A realeza nas páginas da revista
O Brasil já foi governado por uma monarquia diferente. Sim, houve uma época em que reis e rainhas eram eleitos pelos seus fãs. Ganhava a tão sonhada coroa quem tivesse o fã clube mais fervoroso ou um patrocinador de peso. Nessa época, a televisão era coisa de outro mundo, e quem tinha voz era rei, ou rainha, os trinados eram o passaporte para a elite radiofônica carioca, que trazia prestígio e popularidade num país de dimensões continentais como o Brasil. Mas, me perdoem os marmanjos, toda a graça estava mesmo nas Divas.
O Rádio produzia as verdadeiras musas. Luxo, glamour e fãs enlouquecidas, tudo isso fazia parte do séquito das cantantes. Marlene e Emilinha, uma rivalidade digna das mais altas cortes, uma Favorita da Aeronáutica, a outra, Favorita da Marinha. As forças armada tomando partido de suas soberanas. Dalva de Oliveira e sua voz de pássaro ferido em canções emocionadas. Carmem Miranda antes de ser a Bombshell. As Irmãs Batistas, Linda e Dircinha, preferidas por presidentes. E tantas outras vozes que enchiam as salas onde as pessoas estariam juntas em torno da peça mais importante da sala: sua majestade, O Rádio.
A família reunida, esperando seu programa preferido, esperando ouvir: "a minha, a sua, a nossa... Emilinha Borba" que era o sinal para a entrada de um mundo mágico e inacessível para a maioria. Ao célebre bordão, utilizado para chamar a maior de todas (ops, que não me ouçam os fãs da outra), seguia-se entre rivalidades, auditórios, casting estrelados, a grande Rádio Nacional, a casa dos maiores artistas da época.
De tantos astros, era fremente a necessidade de dar corpo àquelas vozes. Surge aquele que seria o arauto da diversão e informação. Algo que serviria a todas as classes, dando plumas e brilhos às intérpretes daquelas canções que embalavam todos os ritmos, desde as deliciosas marchinhas de carnaval até a mais tenebrosa dor-de-cotovelo.
Rodrigo Faour, jornalista, pesquisador, escritor e produtor musical, nos brinda com a carreira daquele que foi o meio de maior divulgação dos artistas na época: A Revista do Rádio. O livro traça o panorama de vida do periódico, desde seu número de lançamento, que começou a circular em 1948, até o último, editado em 1970. São história e mais histórias, algumas pitorescas, outras que hoje são ingênuas, outras tantas inventadas para manter o mistério e a aura de fama dos astros e estrelas. Um brilho fabricado e mantido todas as semanas, alimentando e aumentando o frenesi dos admiradores.

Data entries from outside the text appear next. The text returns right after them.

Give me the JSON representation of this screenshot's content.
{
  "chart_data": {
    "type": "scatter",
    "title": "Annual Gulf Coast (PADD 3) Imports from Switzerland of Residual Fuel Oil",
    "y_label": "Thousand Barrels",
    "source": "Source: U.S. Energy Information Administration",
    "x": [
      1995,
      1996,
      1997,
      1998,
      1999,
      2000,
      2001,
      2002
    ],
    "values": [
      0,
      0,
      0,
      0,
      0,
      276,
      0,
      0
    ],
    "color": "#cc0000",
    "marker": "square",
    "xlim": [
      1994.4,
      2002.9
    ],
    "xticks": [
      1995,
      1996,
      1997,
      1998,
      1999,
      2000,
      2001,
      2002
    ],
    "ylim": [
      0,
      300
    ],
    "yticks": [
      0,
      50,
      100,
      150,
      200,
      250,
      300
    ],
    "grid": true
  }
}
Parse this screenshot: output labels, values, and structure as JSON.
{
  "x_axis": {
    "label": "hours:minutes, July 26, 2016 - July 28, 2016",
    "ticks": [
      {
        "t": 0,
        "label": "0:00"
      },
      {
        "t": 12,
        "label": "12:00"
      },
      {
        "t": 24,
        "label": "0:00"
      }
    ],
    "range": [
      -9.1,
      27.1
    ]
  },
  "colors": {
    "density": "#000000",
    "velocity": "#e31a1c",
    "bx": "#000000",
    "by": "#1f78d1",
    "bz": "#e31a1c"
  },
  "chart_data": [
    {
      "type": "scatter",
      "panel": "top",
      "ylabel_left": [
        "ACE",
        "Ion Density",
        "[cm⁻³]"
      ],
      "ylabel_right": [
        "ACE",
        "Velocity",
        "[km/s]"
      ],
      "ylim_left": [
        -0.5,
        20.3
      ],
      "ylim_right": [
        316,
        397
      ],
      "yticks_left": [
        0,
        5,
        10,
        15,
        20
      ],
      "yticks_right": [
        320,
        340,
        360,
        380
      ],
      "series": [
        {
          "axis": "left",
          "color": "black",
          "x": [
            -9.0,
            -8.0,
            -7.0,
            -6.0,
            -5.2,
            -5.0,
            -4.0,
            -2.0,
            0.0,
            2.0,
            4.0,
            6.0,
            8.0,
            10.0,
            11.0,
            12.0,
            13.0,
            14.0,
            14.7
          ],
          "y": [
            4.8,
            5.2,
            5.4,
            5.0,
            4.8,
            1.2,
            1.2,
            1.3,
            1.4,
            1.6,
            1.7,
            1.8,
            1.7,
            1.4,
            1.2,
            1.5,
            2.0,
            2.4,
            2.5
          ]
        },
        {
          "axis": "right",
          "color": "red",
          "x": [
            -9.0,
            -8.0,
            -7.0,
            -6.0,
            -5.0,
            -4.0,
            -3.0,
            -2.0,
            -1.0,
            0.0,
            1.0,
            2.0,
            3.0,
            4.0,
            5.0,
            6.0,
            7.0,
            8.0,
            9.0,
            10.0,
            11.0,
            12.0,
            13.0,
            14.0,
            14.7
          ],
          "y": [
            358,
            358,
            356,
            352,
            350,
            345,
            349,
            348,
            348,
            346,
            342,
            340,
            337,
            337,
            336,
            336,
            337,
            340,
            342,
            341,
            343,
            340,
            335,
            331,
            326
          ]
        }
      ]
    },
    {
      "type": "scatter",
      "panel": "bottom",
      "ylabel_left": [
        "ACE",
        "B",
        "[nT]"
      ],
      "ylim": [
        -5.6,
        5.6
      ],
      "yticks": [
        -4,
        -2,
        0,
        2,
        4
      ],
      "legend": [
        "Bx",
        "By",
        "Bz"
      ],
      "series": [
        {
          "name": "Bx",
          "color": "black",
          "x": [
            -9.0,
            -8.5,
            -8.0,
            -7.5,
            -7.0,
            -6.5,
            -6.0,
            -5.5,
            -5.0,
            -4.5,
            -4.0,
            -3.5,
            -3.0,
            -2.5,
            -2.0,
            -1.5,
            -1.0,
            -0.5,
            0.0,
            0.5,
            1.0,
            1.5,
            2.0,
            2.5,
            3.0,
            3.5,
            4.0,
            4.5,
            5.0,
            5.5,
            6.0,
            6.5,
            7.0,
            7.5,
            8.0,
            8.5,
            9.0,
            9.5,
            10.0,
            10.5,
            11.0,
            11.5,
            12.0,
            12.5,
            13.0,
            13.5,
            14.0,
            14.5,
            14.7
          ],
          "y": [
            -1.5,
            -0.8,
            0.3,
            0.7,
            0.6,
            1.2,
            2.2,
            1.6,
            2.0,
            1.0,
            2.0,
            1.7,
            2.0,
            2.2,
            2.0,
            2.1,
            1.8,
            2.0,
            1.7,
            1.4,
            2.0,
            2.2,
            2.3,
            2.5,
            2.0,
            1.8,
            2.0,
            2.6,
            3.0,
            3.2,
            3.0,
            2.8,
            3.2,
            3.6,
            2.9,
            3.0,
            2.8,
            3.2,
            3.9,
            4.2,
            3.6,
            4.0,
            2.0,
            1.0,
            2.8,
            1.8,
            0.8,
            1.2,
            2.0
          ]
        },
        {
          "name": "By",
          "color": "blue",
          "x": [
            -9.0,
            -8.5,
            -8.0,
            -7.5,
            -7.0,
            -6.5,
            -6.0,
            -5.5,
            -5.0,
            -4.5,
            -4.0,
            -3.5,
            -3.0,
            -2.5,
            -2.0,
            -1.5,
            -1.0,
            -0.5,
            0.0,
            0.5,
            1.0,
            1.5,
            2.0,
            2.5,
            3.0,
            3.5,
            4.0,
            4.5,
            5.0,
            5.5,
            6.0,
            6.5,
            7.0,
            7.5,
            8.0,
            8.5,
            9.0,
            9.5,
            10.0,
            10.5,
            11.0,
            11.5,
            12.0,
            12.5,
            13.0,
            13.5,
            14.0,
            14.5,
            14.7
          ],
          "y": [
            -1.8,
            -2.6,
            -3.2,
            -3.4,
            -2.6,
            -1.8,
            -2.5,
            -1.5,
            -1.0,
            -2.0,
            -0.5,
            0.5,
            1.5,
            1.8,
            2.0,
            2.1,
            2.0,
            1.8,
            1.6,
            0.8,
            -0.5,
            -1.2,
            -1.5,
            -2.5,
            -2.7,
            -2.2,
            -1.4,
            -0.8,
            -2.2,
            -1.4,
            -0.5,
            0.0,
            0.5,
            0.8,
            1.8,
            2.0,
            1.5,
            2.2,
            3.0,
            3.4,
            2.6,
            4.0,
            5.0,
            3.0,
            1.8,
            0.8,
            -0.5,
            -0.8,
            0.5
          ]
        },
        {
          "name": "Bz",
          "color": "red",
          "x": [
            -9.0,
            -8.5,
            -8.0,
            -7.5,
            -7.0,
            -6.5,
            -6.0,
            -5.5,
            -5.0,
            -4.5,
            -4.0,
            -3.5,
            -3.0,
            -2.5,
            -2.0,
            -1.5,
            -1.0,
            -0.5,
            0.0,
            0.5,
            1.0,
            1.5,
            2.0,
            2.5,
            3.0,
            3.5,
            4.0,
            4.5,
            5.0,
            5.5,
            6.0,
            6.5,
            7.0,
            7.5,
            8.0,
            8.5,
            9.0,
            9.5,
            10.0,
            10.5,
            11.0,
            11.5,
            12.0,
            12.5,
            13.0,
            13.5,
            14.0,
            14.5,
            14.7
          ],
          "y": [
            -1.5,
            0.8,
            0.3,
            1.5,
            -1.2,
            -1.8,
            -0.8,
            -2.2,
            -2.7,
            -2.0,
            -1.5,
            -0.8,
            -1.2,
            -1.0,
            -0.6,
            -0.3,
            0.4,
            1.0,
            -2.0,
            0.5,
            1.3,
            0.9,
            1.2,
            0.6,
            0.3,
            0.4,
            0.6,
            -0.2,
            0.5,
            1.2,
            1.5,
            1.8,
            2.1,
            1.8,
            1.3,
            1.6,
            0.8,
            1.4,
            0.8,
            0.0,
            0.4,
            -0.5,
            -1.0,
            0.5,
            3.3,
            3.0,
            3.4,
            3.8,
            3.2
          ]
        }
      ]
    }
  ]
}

Um registro moral e artístico de uma era de ouro. A precursora de todas as revistas de celebridades, da ferina Candinha (protótipo das colunistas de fofoca da atualidade), ao singelo Diário da Emilinha (e de outras), a Revista do Rádio era um guia para toda a programação e rotina dos artistas. Ser capa da revista era sinônimo de prestígio.
Num país que muitas vezes prefere não ter memórias, ou apagar os vestígios da história, o autor nos brinda com esse registro verídico, leve e divertido. É a radiografia de uma era pulsante, de brilhos e talentos, uma época de esplendor.
Fechando o livro, num final rápido demais, tal qual o apagar dos refletores, numa última e inebriante cena, deixa aquela saudade do não vivido, tão forte, nos convidando a fechar os olhos e viajar nas ondas do rádio, num auditório enfumaçado, olhos vidrados na cortina que se descerra aos poucos, ansiosos, esperando, coração aos pulos... e como diria a Candinha: "Vocês não acham?"